There's a bit more polishing of this opening to go; and I still have to write the last sections, on Vincent Ward and Stan Brukhage, but I feel close to making the deadline, which is Thursday. There are heaps of ideas and films I haven't talked about, and am seriously thinking I might write more on this topic at some point. Thanks to everyone for suggestions; they've been exceedingly useful, and I will try and make due acknowledgement in the essay. It's for an online journal, scheduled for publication later this year. If it's accepted, and all, I'll post a link when it's out.
3 comments:
That's a wonderful opening -- your whole argument seems to be curled up in it.
How differently we write -- though with equal amounts of pain, I see, and both with E.M. Forster's (I think) question in mind: How do I know what I think till I see what I say?
Fascinating to read about the different ways people write. My method is very similar to yours - I find I can't organize my thoughts in a coherent enough way to create an outline until I've actually written something. I start with a hunch, or the germ of an idea, and work from there.

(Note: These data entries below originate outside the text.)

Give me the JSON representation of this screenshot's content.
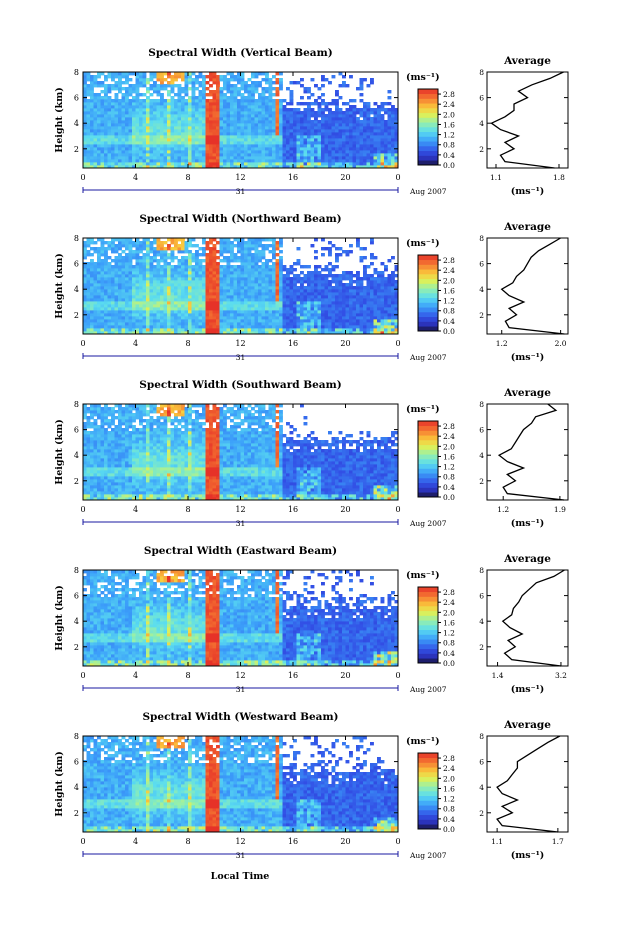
{
  "figure": {
    "x_axis_label": "Local Time",
    "colorbar_unit": "(ms⁻¹)",
    "date_label": "Aug 2007",
    "day_label": "31",
    "average_title": "Average",
    "average_unit": "(ms⁻¹)"
  },
  "chart_data": [
    {
      "type": "heatmap",
      "title": "Spectral Width (Vertical Beam)",
      "ylabel": "Height (km)",
      "xlabel": "Local Time",
      "x_ticks": [
        "0",
        "4",
        "8",
        "12",
        "16",
        "20",
        "0"
      ],
      "y_ticks": [
        "2",
        "4",
        "6",
        "8"
      ],
      "ylim": [
        0.5,
        8.0
      ],
      "colorbar": {
        "unit": "(ms⁻¹)",
        "ticks": [
          "2.8",
          "2.4",
          "2.0",
          "1.6",
          "1.2",
          "0.8",
          "0.4",
          "0.0"
        ],
        "range": [
          0.0,
          3.0
        ]
      },
      "average_profile": {
        "title": "Average",
        "xlabel": "(ms⁻¹)",
        "x_ticks": [
          "1.1",
          "1.8"
        ],
        "xlim": [
          1.0,
          1.9
        ],
        "heights": [
          0.5,
          1.0,
          1.5,
          2.0,
          2.5,
          3.0,
          3.5,
          4.0,
          4.5,
          5.0,
          5.5,
          6.0,
          6.5,
          7.0,
          7.5,
          8.0
        ],
        "values": [
          1.75,
          1.2,
          1.15,
          1.3,
          1.2,
          1.35,
          1.15,
          1.05,
          1.2,
          1.3,
          1.3,
          1.45,
          1.35,
          1.5,
          1.7,
          1.85
        ]
      }
    },
    {
      "type": "heatmap",
      "title": "Spectral Width (Northward Beam)",
      "ylabel": "Height (km)",
      "xlabel": "Local Time",
      "x_ticks": [
        "0",
        "4",
        "8",
        "12",
        "16",
        "20",
        "0"
      ],
      "y_ticks": [
        "2",
        "4",
        "6",
        "8"
      ],
      "ylim": [
        0.5,
        8.0
      ],
      "colorbar": {
        "unit": "(ms⁻¹)",
        "ticks": [
          "2.8",
          "2.4",
          "2.0",
          "1.6",
          "1.2",
          "0.8",
          "0.4",
          "0.0"
        ],
        "range": [
          0.0,
          3.0
        ]
      },
      "average_profile": {
        "title": "Average",
        "xlabel": "(ms⁻¹)",
        "x_ticks": [
          "1.2",
          "2.0"
        ],
        "xlim": [
          1.0,
          2.1
        ],
        "heights": [
          0.5,
          1.0,
          1.5,
          2.0,
          2.5,
          3.0,
          3.5,
          4.0,
          4.5,
          5.0,
          5.5,
          6.0,
          6.5,
          7.0,
          7.5,
          8.0
        ],
        "values": [
          2.05,
          1.3,
          1.25,
          1.4,
          1.3,
          1.5,
          1.3,
          1.2,
          1.35,
          1.4,
          1.5,
          1.55,
          1.6,
          1.7,
          1.85,
          2.0
        ]
      }
    },
    {
      "type": "heatmap",
      "title": "Spectral Width (Southward Beam)",
      "ylabel": "Height (km)",
      "xlabel": "Local Time",
      "x_ticks": [
        "0",
        "4",
        "8",
        "12",
        "16",
        "20",
        "0"
      ],
      "y_ticks": [
        "2",
        "4",
        "6",
        "8"
      ],
      "ylim": [
        0.5,
        8.0
      ],
      "colorbar": {
        "unit": "(ms⁻¹)",
        "ticks": [
          "2.8",
          "2.4",
          "2.0",
          "1.6",
          "1.2",
          "0.8",
          "0.4",
          "0.0"
        ],
        "range": [
          0.0,
          3.0
        ]
      },
      "average_profile": {
        "title": "Average",
        "xlabel": "(ms⁻¹)",
        "x_ticks": [
          "1.2",
          "1.9"
        ],
        "xlim": [
          1.0,
          2.0
        ],
        "heights": [
          0.5,
          1.0,
          1.5,
          2.0,
          2.5,
          3.0,
          3.5,
          4.0,
          4.5,
          5.0,
          5.5,
          6.0,
          6.5,
          7.0,
          7.5,
          8.0
        ],
        "values": [
          1.95,
          1.25,
          1.2,
          1.35,
          1.25,
          1.45,
          1.25,
          1.15,
          1.3,
          1.35,
          1.4,
          1.45,
          1.55,
          1.6,
          1.85,
          1.75
        ]
      }
    },
    {
      "type": "heatmap",
      "title": "Spectral Width (Eastward Beam)",
      "ylabel": "Height (km)",
      "xlabel": "Local Time",
      "x_ticks": [
        "0",
        "4",
        "8",
        "12",
        "16",
        "20",
        "0"
      ],
      "y_ticks": [
        "2",
        "4",
        "6",
        "8"
      ],
      "ylim": [
        0.5,
        8.0
      ],
      "colorbar": {
        "unit": "(ms⁻¹)",
        "ticks": [
          "2.8",
          "2.4",
          "2.0",
          "1.6",
          "1.2",
          "0.8",
          "0.4",
          "0.0"
        ],
        "range": [
          0.0,
          3.0
        ]
      },
      "average_profile": {
        "title": "Average",
        "xlabel": "(ms⁻¹)",
        "x_ticks": [
          "1.4",
          "3.2"
        ],
        "xlim": [
          1.1,
          3.4
        ],
        "heights": [
          0.5,
          1.0,
          1.5,
          2.0,
          2.5,
          3.0,
          3.5,
          4.0,
          4.5,
          5.0,
          5.5,
          6.0,
          6.5,
          7.0,
          7.5,
          8.0
        ],
        "values": [
          3.2,
          1.8,
          1.6,
          1.9,
          1.7,
          2.1,
          1.75,
          1.55,
          1.8,
          1.85,
          2.0,
          2.1,
          2.3,
          2.5,
          3.0,
          3.3
        ]
      }
    },
    {
      "type": "heatmap",
      "title": "Spectral Width (Westward Beam)",
      "ylabel": "Height (km)",
      "xlabel": "Local Time",
      "x_ticks": [
        "0",
        "4",
        "8",
        "12",
        "16",
        "20",
        "0"
      ],
      "y_ticks": [
        "2",
        "4",
        "6",
        "8"
      ],
      "ylim": [
        0.5,
        8.0
      ],
      "colorbar": {
        "unit": "(ms⁻¹)",
        "ticks": [
          "2.8",
          "2.4",
          "2.0",
          "1.6",
          "1.2",
          "0.8",
          "0.4",
          "0.0"
        ],
        "range": [
          0.0,
          3.0
        ]
      },
      "average_profile": {
        "title": "Average",
        "xlabel": "(ms⁻¹)",
        "x_ticks": [
          "1.1",
          "1.7"
        ],
        "xlim": [
          1.0,
          1.8
        ],
        "heights": [
          0.5,
          1.0,
          1.5,
          2.0,
          2.5,
          3.0,
          3.5,
          4.0,
          4.5,
          5.0,
          5.5,
          6.0,
          6.5,
          7.0,
          7.5,
          8.0
        ],
        "values": [
          1.7,
          1.15,
          1.1,
          1.25,
          1.15,
          1.3,
          1.15,
          1.1,
          1.2,
          1.25,
          1.3,
          1.3,
          1.4,
          1.5,
          1.6,
          1.72
        ]
      }
    }
  ]
}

It's reassuring to know that not everybody creates a solid plan at the outset and sticks to it - my graduate supervisor was one who did, and was often troubled by the 'messier' way in which I worked!
A little later in _Remembrance_ Marcel returns to the cathedral at Combray as a polychronic structure, associating the oldest parts with the darkest ("hiding the rough, savage eleventh century in the thickness of the walls, from which it appeared with its heavy arches plugged and blinded by crude blocks of ashlar only in the deep gash incised by the porch by the tower staircase, and even there concealed by the graceful Gothic arcades that crowded coquettishly in front of it ... plunging down with its crypt into the Merovingian night...") He goes on, with light being the thing that can turn the darkness into a fairyland, even if compared to Chartres the small church is wanting in stature and artistic beauty. Anyway, he is clearly obsessed with how light is part of the "fourth dimension, Time" as he puts it.
Not much on the stained glass per se though. I think the tedious M. le Curé says something about it a little later, when he talks about St Hilaire in the window. But that is not much.
But not to lose sight of the bigger project here, which is intriguing to say the least.